Frequencies and beliefs

Kathryn Blackmond Laskey (klaskey@gmu.edu)
Mon, 29 Jun 1998 14:33:10 -0500

Clark,

>Throughout the 20thcentury, probability has come to mean to two very
>different things:
>
>1) Frequency (a.k.a. a physical probability)
>2) Uncertainty (a.k.a. a subjective probability)
>
>It sometimes amazes me at how often this is pointed out, agreed upon, and
>then forgotten.

I don't agree with this at all.

Probability IS neither of these things.

Probability is a mathematical theory.

The mathematics of probability can be USED TO MODEL frequencies. It can be
used to model degrees of belief.

The nice thing is that if you have repeated observations on a phenomenon
which exhibits stable frequencies, and if you have a nondogmatic prior
distribution for your uncertainty about the phenomenon, then your posterior
distribution will be very similar to the empirical frequencies.

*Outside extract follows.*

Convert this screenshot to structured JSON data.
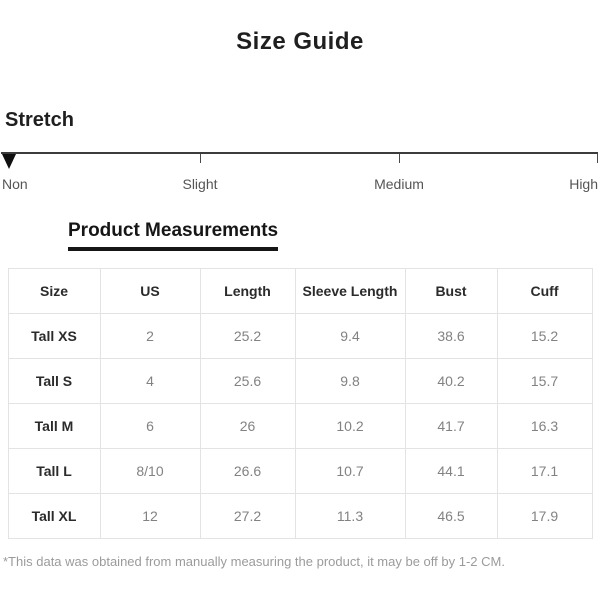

A variant of this result has been formalized as de Finetti's theorem.

What nondogmatic means is:

- it is not too unlikely that the events are what Bayesians call
exchangeable and the frequentists call independent and identically
distributed with an unknown frequency distribution;

- your prior distribution does not put nearly all of its weight somewhere
other than where the actual frequencies lie.

Of course, the higher the dimensionality of the distribution you are trying
to estimate, the more observations it will take for the posterior
distribution and the frequencies to become close to each other.

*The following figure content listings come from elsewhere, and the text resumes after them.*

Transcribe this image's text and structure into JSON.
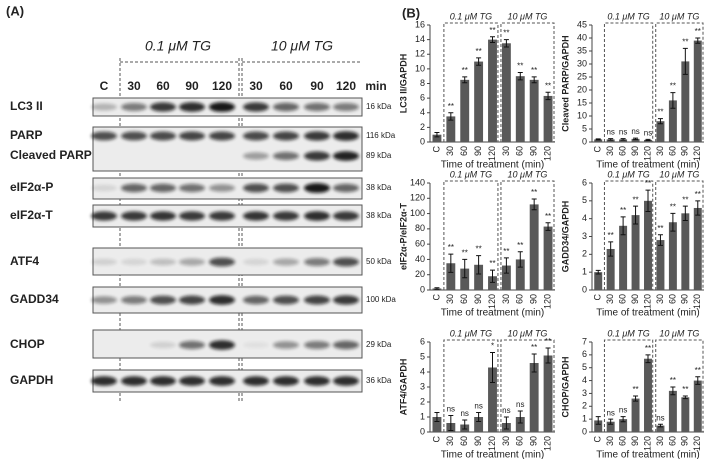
{
  "panel_a": {
    "label": "(A)",
    "groups": [
      "0.1 μM TG",
      "10 μM TG"
    ],
    "lanes": [
      "C",
      "30",
      "60",
      "90",
      "120",
      "30",
      "60",
      "90",
      "120"
    ],
    "unit": "min",
    "blots": [
      {
        "names": [
          "LC3 II"
        ],
        "sizes": [
          "16 kDa"
        ]
      },
      {
        "names": [
          "PARP",
          "Cleaved PARP"
        ],
        "sizes": [
          "116 kDa",
          "89 kDa"
        ]
      },
      {
        "names": [
          "eIF2α-P"
        ],
        "sizes": [
          "38 kDa"
        ]
      },
      {
        "names": [
          "eIF2α-T"
        ],
        "sizes": [
          "38 kDa"
        ]
      },
      {
        "names": [
          "ATF4"
        ],
        "sizes": [
          "50 kDa"
        ]
      },
      {
        "names": [
          "GADD34"
        ],
        "sizes": [
          "100 kDa"
        ]
      },
      {
        "names": [
          "CHOP"
        ],
        "sizes": [
          "29 kDa"
        ]
      },
      {
        "names": [
          "GAPDH"
        ],
        "sizes": [
          "36 kDa"
        ]
      }
    ]
  },
  "panel_b": {
    "label": "(B)"
  },
  "chart_data": [
    {
      "type": "bar",
      "ylabel": "LC3 II/GAPDH",
      "xlabel": "Time of treatment (min)",
      "groups": [
        "0.1 μM TG",
        "10 μM TG"
      ],
      "categories": [
        "C",
        "30",
        "60",
        "90",
        "120",
        "30",
        "60",
        "90",
        "120"
      ],
      "color": "#595959",
      "values": [
        1,
        3.5,
        8.5,
        11,
        14,
        13.5,
        9,
        8.5,
        6.3
      ],
      "errors": [
        0.3,
        0.5,
        0.4,
        0.5,
        0.4,
        0.5,
        0.5,
        0.4,
        0.5
      ],
      "annotations": [
        null,
        "**",
        "**",
        "**",
        "**",
        "**",
        "**",
        "**",
        "**"
      ],
      "ylim": [
        0,
        16
      ],
      "yticks": [
        0,
        2,
        4,
        6,
        8,
        10,
        12,
        14,
        16
      ]
    },
    {
      "type": "bar",
      "ylabel": "Cleaved PARP/GAPDH",
      "xlabel": "Time of treatment (min)",
      "groups": [
        "0.1 μM TG",
        "10 μM TG"
      ],
      "categories": [
        "C",
        "30",
        "60",
        "90",
        "120",
        "30",
        "60",
        "90",
        "120"
      ],
      "color": "#595959",
      "values": [
        1,
        1,
        1,
        1.2,
        0.8,
        8,
        16,
        31,
        39
      ],
      "errors": [
        0.2,
        0.3,
        0.3,
        0.3,
        0.2,
        1,
        3,
        5,
        1
      ],
      "annotations": [
        null,
        "ns",
        "ns",
        "ns",
        "ns",
        "**",
        "**",
        "**",
        "**"
      ],
      "ylim": [
        0,
        45
      ],
      "yticks": [
        0,
        5,
        10,
        15,
        20,
        25,
        30,
        35,
        40,
        45
      ]
    },
    {
      "type": "bar",
      "ylabel": "eIF2α-P/eIF2α-T",
      "xlabel": "Time of treatment (min)",
      "groups": [
        "0.1 μM TG",
        "10 μM TG"
      ],
      "categories": [
        "C",
        "30",
        "60",
        "90",
        "120",
        "30",
        "60",
        "90",
        "120"
      ],
      "color": "#595959",
      "values": [
        2,
        35,
        28,
        33,
        18,
        32,
        40,
        112,
        83
      ],
      "errors": [
        1,
        12,
        12,
        12,
        8,
        10,
        10,
        7,
        5
      ],
      "annotations": [
        null,
        "**",
        "**",
        "**",
        "**",
        "**",
        "**",
        "**",
        "**"
      ],
      "ylim": [
        0,
        140
      ],
      "yticks": [
        0,
        20,
        40,
        60,
        80,
        100,
        120,
        140
      ]
    },
    {
      "type": "bar",
      "ylabel": "GADD34/GAPDH",
      "xlabel": "Time of treatment (min)",
      "groups": [
        "0.1 μM TG",
        "10 μM TG"
      ],
      "categories": [
        "C",
        "30",
        "60",
        "90",
        "120",
        "30",
        "60",
        "90",
        "120"
      ],
      "color": "#595959",
      "values": [
        1,
        2.3,
        3.6,
        4.2,
        5,
        2.8,
        3.8,
        4.3,
        4.6
      ],
      "errors": [
        0.1,
        0.4,
        0.5,
        0.5,
        0.6,
        0.3,
        0.5,
        0.4,
        0.4
      ],
      "annotations": [
        null,
        "**",
        "**",
        "**",
        "**",
        "**",
        "**",
        "**",
        "**"
      ],
      "ylim": [
        0,
        6
      ],
      "yticks": [
        0,
        1,
        2,
        3,
        4,
        5,
        6
      ]
    },
    {
      "type": "bar",
      "ylabel": "ATF4/GAPDH",
      "xlabel": "Time of treatment (min)",
      "groups": [
        "0.1 μM TG",
        "10 μM TG"
      ],
      "categories": [
        "C",
        "30",
        "60",
        "90",
        "120",
        "30",
        "60",
        "90",
        "120"
      ],
      "color": "#595959",
      "values": [
        1,
        0.6,
        0.5,
        1,
        4.3,
        0.6,
        1,
        4.6,
        5.1
      ],
      "errors": [
        0.3,
        0.5,
        0.3,
        0.3,
        1,
        0.4,
        0.4,
        0.6,
        0.5
      ],
      "annotations": [
        null,
        "ns",
        "ns",
        "ns",
        "*",
        "ns",
        "ns",
        "**",
        "**"
      ],
      "ylim": [
        0,
        6
      ],
      "yticks": [
        0,
        1,
        2,
        3,
        4,
        5,
        6
      ]
    },
    {
      "type": "bar",
      "ylabel": "CHOP/GAPDH",
      "xlabel": "Time of treatment (min)",
      "groups": [
        "0.1 μM TG",
        "10 μM TG"
      ],
      "categories": [
        "C",
        "30",
        "60",
        "90",
        "120",
        "30",
        "60",
        "90",
        "120"
      ],
      "color": "#595959",
      "values": [
        0.9,
        0.8,
        1,
        2.6,
        5.7,
        0.5,
        3.2,
        2.7,
        4
      ],
      "errors": [
        0.3,
        0.2,
        0.2,
        0.2,
        0.3,
        0.1,
        0.3,
        0.1,
        0.3
      ],
      "annotations": [
        null,
        "ns",
        "ns",
        "**",
        "**",
        "ns",
        "**",
        "**",
        "**"
      ],
      "ylim": [
        0,
        7
      ],
      "yticks": [
        0,
        1,
        2,
        3,
        4,
        5,
        6,
        7
      ]
    }
  ]
}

>The problem with the phrase "random variable" is that it seems to rather
>deliberately run the two concepts together (i.e. random = uncertain and
>variable = frequency).

Not exactly.

Frequentists don't run the concepts together because they won't apply
probability to problems characterized by what you call uncertainty. They
are very clear about this.

Strict subjectivists deliberately run the concepts together because they
don't think there are two concepts. There is only one kind of "thing" to
which probabilities can be applied -- processes or events or outcomes about
which we are uncertain. For events exhibiting stable frequencies,
nondogmatic subjectivists will come to agree closely on predictions of
future events of the same kind. For events not exhibiting stable
frequencies (e.g., one-of-a-kind events), reasonable subjectivists can
agree to disagree. However, it is very difficult, and subjectivists say
futile, to try to make a clear distinction between "frequency" type
phenomena and "degree of belief" type phenomena. So why bother trying?

No one is sweeping anything under the rug. There is just a philosophical
disagreement on the kinds of phenomena to which probability theory is
legitimately and usefully applied. However, people persist in labeling it
as an argument over what probability "really is," rather than an argument
over the class of pheonmena to which one person or another is willing to
apply probability theory. That's where we get into fights.